The Lopez Obrador administration has emphasised its commitment to tackle climate change and adhere to the Paris accord.
At a UN climate conference last December, Sergio Sanchez, then undersecretary for environmental protection, said the government would implement “concrete policies and actions focused both on reducing emissions and adapting to climate change”.
The Mexican senate last week also called on the federal government to declare a “climate emergency” and take necessary steps to address climate threats.
Those can range from wilder weather and rising seas to more crop-killing droughts that can drive worsening poverty and migration.

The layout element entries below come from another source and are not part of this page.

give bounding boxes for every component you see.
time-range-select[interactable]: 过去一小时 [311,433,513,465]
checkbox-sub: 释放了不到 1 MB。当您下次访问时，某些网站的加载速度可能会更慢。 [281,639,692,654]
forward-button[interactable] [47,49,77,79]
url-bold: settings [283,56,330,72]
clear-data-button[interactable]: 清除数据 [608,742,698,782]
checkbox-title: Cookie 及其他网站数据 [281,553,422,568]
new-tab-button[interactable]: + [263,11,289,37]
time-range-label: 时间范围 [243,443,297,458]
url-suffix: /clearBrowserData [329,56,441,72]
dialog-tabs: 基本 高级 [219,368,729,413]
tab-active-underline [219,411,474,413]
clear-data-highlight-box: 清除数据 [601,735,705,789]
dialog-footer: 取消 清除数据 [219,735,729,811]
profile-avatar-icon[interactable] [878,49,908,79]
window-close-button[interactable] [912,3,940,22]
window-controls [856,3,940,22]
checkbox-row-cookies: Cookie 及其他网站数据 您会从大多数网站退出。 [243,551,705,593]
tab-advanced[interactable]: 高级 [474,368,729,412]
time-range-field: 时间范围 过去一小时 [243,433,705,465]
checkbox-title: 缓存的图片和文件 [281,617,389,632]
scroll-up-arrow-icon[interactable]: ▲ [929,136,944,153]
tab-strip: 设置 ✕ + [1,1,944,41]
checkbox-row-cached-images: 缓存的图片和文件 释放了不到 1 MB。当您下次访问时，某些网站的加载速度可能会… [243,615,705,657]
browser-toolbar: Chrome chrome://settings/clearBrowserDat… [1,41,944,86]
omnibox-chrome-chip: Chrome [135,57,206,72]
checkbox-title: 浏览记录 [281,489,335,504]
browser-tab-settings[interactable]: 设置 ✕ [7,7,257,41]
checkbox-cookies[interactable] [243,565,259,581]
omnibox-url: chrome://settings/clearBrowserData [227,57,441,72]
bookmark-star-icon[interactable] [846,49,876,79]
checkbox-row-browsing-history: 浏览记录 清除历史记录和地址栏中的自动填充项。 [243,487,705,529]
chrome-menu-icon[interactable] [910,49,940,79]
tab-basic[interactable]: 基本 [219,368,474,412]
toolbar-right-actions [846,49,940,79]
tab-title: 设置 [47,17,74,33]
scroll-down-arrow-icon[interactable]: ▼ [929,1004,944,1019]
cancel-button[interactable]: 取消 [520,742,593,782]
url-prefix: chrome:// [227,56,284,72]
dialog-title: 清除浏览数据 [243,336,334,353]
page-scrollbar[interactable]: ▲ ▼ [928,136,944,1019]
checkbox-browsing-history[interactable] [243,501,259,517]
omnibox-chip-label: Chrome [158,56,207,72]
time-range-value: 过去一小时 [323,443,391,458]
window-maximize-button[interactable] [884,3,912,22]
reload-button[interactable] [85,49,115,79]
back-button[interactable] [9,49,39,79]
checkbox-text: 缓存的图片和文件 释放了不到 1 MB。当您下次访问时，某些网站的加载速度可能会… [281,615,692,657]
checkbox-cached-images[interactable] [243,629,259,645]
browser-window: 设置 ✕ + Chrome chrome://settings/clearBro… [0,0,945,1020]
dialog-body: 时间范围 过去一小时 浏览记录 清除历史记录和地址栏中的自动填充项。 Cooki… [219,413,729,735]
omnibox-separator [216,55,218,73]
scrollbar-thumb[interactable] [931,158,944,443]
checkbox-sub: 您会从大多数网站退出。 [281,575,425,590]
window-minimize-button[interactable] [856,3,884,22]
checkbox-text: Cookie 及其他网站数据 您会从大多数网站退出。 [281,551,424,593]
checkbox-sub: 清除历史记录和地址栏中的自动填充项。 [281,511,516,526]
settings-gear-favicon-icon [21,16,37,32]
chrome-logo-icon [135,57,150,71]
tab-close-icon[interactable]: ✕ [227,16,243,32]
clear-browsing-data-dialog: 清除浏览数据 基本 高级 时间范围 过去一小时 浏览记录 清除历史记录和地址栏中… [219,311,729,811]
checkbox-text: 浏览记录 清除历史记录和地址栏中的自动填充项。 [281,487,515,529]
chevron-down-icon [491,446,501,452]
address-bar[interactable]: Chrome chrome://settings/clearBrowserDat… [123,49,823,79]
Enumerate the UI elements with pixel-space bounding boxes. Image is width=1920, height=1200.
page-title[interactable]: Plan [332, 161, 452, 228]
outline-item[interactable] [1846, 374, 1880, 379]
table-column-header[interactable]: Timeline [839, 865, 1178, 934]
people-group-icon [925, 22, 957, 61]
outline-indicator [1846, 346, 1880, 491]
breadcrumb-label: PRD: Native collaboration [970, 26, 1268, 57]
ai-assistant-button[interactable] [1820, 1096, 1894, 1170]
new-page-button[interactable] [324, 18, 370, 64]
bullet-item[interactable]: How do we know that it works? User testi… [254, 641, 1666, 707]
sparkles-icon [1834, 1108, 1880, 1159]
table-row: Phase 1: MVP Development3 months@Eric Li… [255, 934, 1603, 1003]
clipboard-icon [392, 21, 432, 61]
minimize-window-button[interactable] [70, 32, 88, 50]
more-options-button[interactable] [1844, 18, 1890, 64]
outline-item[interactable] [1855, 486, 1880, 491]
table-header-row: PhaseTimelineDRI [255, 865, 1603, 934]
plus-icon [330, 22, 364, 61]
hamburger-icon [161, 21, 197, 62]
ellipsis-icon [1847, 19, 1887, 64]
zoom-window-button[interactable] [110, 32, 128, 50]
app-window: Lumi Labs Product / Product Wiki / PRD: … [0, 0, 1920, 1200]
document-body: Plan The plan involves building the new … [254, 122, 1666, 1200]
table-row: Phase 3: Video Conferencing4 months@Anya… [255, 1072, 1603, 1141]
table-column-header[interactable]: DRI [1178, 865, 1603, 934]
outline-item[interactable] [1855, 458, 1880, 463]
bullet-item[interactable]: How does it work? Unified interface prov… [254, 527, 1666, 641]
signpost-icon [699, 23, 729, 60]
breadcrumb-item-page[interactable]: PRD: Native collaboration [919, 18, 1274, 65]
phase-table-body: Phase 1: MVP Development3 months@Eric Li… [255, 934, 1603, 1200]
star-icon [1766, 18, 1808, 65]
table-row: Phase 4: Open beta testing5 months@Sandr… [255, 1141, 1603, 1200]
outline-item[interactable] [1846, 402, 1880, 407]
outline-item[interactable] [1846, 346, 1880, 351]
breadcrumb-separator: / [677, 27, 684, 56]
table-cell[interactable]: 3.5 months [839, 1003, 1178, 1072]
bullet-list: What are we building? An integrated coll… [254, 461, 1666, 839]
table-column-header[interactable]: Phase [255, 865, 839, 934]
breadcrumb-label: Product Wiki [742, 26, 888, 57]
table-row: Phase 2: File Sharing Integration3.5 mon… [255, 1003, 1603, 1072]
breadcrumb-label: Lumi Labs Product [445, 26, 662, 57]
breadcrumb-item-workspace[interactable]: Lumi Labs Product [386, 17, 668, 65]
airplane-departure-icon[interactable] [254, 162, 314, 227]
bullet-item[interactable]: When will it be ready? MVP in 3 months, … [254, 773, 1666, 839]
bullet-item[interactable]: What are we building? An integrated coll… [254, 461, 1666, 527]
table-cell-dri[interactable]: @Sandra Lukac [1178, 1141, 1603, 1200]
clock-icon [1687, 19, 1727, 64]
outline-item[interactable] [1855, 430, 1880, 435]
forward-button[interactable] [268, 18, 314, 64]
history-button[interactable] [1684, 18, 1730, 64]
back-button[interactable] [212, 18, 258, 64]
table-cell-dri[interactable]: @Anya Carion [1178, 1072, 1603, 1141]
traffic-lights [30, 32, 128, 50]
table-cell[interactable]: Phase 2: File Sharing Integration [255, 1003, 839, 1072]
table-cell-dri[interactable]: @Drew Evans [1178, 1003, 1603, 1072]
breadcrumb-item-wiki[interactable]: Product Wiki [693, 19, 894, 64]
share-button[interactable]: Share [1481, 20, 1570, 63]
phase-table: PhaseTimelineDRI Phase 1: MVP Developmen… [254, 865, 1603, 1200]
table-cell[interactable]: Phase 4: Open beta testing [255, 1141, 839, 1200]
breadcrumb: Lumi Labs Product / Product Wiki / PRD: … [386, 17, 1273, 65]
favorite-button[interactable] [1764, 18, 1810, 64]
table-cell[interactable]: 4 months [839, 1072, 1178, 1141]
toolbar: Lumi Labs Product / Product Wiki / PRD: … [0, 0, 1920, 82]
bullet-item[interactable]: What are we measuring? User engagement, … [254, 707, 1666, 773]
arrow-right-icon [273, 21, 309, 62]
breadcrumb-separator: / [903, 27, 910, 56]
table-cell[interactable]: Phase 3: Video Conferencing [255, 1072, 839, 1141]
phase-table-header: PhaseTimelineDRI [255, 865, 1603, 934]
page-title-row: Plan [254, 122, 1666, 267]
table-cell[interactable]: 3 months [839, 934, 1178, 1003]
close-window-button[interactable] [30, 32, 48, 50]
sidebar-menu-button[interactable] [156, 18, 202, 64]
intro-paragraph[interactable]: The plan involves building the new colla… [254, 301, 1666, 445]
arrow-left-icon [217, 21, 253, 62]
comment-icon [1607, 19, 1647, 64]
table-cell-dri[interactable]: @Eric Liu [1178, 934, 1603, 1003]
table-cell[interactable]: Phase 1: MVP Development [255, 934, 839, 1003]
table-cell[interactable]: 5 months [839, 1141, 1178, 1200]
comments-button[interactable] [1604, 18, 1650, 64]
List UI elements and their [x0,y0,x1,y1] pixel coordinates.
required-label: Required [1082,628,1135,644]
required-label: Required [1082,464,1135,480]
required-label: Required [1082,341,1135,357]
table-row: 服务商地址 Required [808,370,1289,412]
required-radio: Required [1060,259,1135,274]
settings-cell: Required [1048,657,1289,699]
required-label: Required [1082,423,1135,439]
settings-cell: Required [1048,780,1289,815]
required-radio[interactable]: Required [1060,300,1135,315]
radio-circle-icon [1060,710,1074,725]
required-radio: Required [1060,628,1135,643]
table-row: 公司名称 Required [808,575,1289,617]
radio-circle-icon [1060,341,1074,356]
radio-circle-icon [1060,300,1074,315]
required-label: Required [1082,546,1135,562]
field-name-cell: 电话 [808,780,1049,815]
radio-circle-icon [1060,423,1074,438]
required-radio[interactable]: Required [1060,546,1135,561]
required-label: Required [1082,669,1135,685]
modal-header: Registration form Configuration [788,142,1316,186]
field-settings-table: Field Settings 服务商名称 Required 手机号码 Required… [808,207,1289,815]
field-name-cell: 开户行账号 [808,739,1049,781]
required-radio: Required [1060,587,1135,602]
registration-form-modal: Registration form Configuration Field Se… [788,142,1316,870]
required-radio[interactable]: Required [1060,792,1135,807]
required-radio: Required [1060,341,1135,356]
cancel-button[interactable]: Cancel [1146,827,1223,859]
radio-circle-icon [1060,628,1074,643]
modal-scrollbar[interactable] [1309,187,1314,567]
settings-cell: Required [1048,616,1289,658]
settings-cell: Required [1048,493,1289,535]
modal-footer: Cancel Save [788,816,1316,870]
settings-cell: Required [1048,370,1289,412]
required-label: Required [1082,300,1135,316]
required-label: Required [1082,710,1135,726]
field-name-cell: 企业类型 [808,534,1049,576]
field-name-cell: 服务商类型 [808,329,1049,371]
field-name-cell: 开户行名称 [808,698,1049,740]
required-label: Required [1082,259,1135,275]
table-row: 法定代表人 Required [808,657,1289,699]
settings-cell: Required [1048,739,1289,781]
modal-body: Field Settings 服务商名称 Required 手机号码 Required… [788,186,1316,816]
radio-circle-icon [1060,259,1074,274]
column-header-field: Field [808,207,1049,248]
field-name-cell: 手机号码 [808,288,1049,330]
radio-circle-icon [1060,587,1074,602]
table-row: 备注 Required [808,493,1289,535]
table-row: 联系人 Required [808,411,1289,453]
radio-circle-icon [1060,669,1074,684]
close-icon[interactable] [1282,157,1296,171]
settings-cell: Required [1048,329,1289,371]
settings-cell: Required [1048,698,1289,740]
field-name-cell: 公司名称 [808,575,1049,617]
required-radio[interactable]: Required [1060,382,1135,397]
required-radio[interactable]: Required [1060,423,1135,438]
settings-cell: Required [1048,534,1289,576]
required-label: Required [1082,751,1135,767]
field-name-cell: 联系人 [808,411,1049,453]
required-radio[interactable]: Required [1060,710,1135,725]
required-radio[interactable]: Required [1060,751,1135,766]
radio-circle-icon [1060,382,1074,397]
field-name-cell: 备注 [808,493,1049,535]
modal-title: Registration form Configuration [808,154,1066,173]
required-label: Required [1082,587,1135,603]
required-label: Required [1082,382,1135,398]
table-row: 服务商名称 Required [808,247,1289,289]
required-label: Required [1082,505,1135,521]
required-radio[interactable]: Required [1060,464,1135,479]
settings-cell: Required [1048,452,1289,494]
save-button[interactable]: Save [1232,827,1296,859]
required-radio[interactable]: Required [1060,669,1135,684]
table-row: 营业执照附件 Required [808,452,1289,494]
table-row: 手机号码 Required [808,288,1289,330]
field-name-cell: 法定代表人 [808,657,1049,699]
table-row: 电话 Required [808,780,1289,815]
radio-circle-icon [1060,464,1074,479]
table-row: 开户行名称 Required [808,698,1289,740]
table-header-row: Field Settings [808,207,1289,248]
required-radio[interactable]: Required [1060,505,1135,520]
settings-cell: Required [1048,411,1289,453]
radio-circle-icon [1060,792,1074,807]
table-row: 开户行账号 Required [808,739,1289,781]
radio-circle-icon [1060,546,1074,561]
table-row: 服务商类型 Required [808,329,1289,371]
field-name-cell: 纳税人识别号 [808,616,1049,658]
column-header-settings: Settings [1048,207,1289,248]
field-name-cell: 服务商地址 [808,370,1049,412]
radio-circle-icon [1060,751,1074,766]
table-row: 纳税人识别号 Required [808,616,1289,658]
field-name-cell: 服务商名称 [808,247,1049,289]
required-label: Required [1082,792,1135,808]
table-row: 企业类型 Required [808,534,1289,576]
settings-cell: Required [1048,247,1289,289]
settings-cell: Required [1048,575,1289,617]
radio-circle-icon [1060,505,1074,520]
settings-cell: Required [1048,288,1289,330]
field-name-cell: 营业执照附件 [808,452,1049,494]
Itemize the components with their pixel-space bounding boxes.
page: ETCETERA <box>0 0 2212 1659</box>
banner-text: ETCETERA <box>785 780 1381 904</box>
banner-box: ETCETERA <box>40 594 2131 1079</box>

But at a press conference the following day, the president shied away from recognising climate change as a crisis.
“We have already considered a series of measures to face the climate change phenomenon in the Development Plan,” Lopez Obrador said.
But the president’s description of the plan — listing conservation efforts but omitting any policies to reduce emissions — irked environmentalists.
“There is a lack of understanding for the climate crisis we are confronting,” said Claudia Campero from the Mexican Alliance Against Fracking, an advocacy group.
According to Avila, the university professor, the president has prioritised ending Mexico’s entrenched poverty but is using oil as the primary engine to drive prosperity.
“He should care about climate change, but between climate change and going down in history for ending poverty…
well obviously he prefers that,” Avila said.
Among Lopez Obrador’s most important projects is the construction of a new oil refinery in his home state of Tabasco.
The project is set to cost $8bn, and the government says it would generate up to 23,000 jobs.
But besides boosting Mexico’s carbon footprint, the refinery, at a coastal site, is vulnerable to climate threats, environmental experts said.
Local media reported this week that the property had flooded due to heavy rains.
Environmentalists also point with concern to the government’s proposed 2020 budget, which would see fossil fuel funding continue to increase.
Under the proposal, the energy ministry’s budget would jump more than 70% compared to last year, to 48.5bn pesos ($2.4bn), following a budget increase this year of over 900% compared to 2018.
According to an analysis of the budget published in September by a coalition of environmental groups, 96% of the money is intended to support oil and natural gas related projects.
“There is no room for more development of fossil fuel extraction,” said Campero, the fracking opponent.” (But) that’s far from being the vision of this government.”
The budget does include about 56bn pesos ($2.8bn) for “adaptation and mitigation of the effects of climate change,” but of this, 70% is being set aside for transporting natural gas, a somewhat cleaner fossil fuel, Campero said.
A spokeswoman for the Mexican environment ministry did not respond to numerous requests for comment.
Conspicuously absent from the budget, advocates say, is funding for expanding renewables, despite the country’s potential to adopt clean energy.
According to a 2017 study from the Friedrich Ebert Foundation, which focuses on promoting democracy and social programmes, 80% of Mexico’s energy currently comes from fossil fuels.
But the country’s landscape and weather conditions mean it could supply its electricity needs entirely from renewable sources, the study noted.
The Lopez Obrador administration has appeared reticent to capitalise on this potential, however.
In January, the government cancelled a public auction for companies to bid on clean energy contracts.
“Mexico is a very rich country in terms of its potential in renewables,” said Pablo Ramirez, a campaigner at Greenpeace Mexico.
“But since the arrival of the new administration, that’s been completely scrubbed off the map.”
Mexico’s 2020 budget is awaiting final approval by congress this month. – Thomson Reuters Foundation.